Five years ago, ed-tech in the classroom meant “flipped classrooms” where “contact time” became time for the teachers to facilitate questions from students and “homework” meant learning concepts through videos and notes provided by the teacher beforehand.
The true power of ed-tech in the classroom now lies in its use for self-directed learning. Students who are comfortable with content can choose to continue learning new content that interests them, and they can progress through the content at their own pace. While the South African curriculum means continued centralised control over the time spent on sections, as well as specifically what content is covered, educational technology can empower students to cover the specified content in more depth, and at a faster rate. This means that outcomes can be highlighted at the beginning of the week, and those students capable of achieving those outcomes without educator input, can do so. Thus we develop the skills of collaboration in the classroom, and allow students to improve their communication skills through a platform that they find exciting and engaging.

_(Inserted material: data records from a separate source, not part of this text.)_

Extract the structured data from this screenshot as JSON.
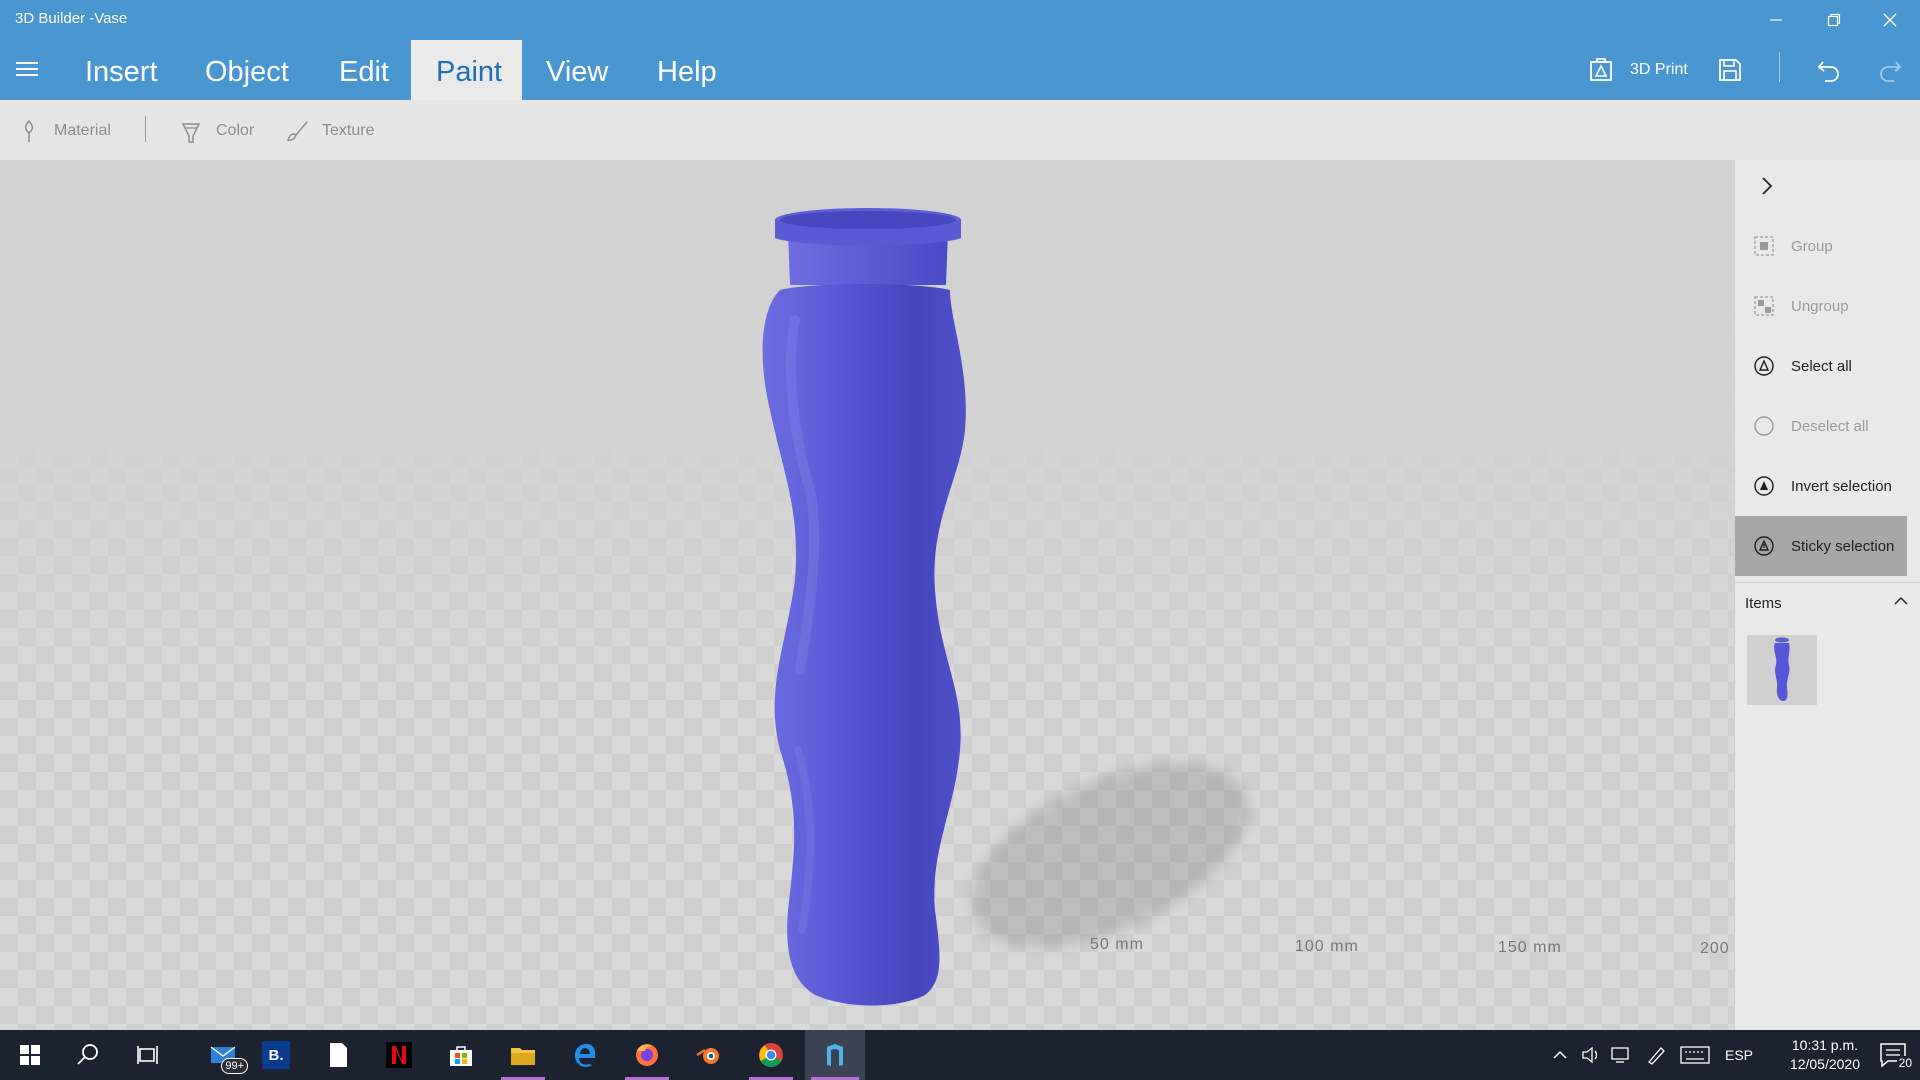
{
  "window": {
    "title": "3D Builder -Vase",
    "controls": [
      "minimize",
      "restore",
      "close"
    ]
  },
  "menu": {
    "tabs": [
      {
        "label": "Insert",
        "active": false
      },
      {
        "label": "Object",
        "active": false
      },
      {
        "label": "Edit",
        "active": false
      },
      {
        "label": "Paint",
        "active": true
      },
      {
        "label": "View",
        "active": false
      },
      {
        "label": "Help",
        "active": false
      }
    ],
    "print_label": "3D Print",
    "icons": {
      "print": "3d-print-icon",
      "save": "save-icon",
      "undo": "undo-icon",
      "redo": "redo-icon"
    }
  },
  "paint_toolbar": {
    "material_label": "Material",
    "color_label": "Color",
    "texture_label": "Texture"
  },
  "viewport": {
    "object_name": "Vase",
    "object_color": "#5656d6",
    "ruler_labels": [
      "50 mm",
      "100 mm",
      "150 mm",
      "200"
    ]
  },
  "side_panel": {
    "actions": [
      {
        "label": "Group",
        "enabled": false,
        "selected": false,
        "icon": "group-icon"
      },
      {
        "label": "Ungroup",
        "enabled": false,
        "selected": false,
        "icon": "ungroup-icon"
      },
      {
        "label": "Select all",
        "enabled": true,
        "selected": false,
        "icon": "select-all-icon"
      },
      {
        "label": "Deselect all",
        "enabled": false,
        "selected": false,
        "icon": "deselect-all-icon"
      },
      {
        "label": "Invert selection",
        "enabled": true,
        "selected": false,
        "icon": "invert-selection-icon"
      },
      {
        "label": "Sticky selection",
        "enabled": true,
        "selected": true,
        "icon": "sticky-selection-icon"
      }
    ],
    "items_label": "Items"
  },
  "taskbar": {
    "mail_badge": "99+",
    "booking_letter": "B.",
    "language": "ESP",
    "time": "10:31 p.m.",
    "date": "12/05/2020",
    "notification_count": "20"
  },
  "colors": {
    "accent": "#4a96d1",
    "active_tab_text": "#1e6fb4",
    "taskbar": "#1c2230"
  }
}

This allows the educator the time and flexibility within the classroom to remediate and develop students that are not on grade level. Time and again, educational research highlights how many South African children are left behind through curriculum structure and other realities of our context. Using ed tech as a remediation tool in the classroom is empowering for students who usually feel excluded and demotivated by their experiences in the classroom. There is a space created for teachers to build meaningful mentor relationships with these students as they encourage the struggle of learning difficult concepts and guide students through their learning process. These students then become capable of the same skills development as their more academic peers, and thus are afforded the same opportunities in the job market one day.
The world is changing increasingly quickly, and the work environment in which our children will find themselves is not yet within the scope of our imagination. We should be using technology in classrooms to develop the skills that will be necessary in this workplace. As we move away from traditional methods in a variety of industries, it makes sense to use education as a pioneer in developing the skills needed to adapt in the 21st century. We should be teaching coding, application use and information filtering using technology because these are the skills our children will need to become adaptable.
Products like School in a Box allow teachers to encourage students to develop real-life skills within the structure of any curriculum, using the kind of technology that students find desirable, and exciting.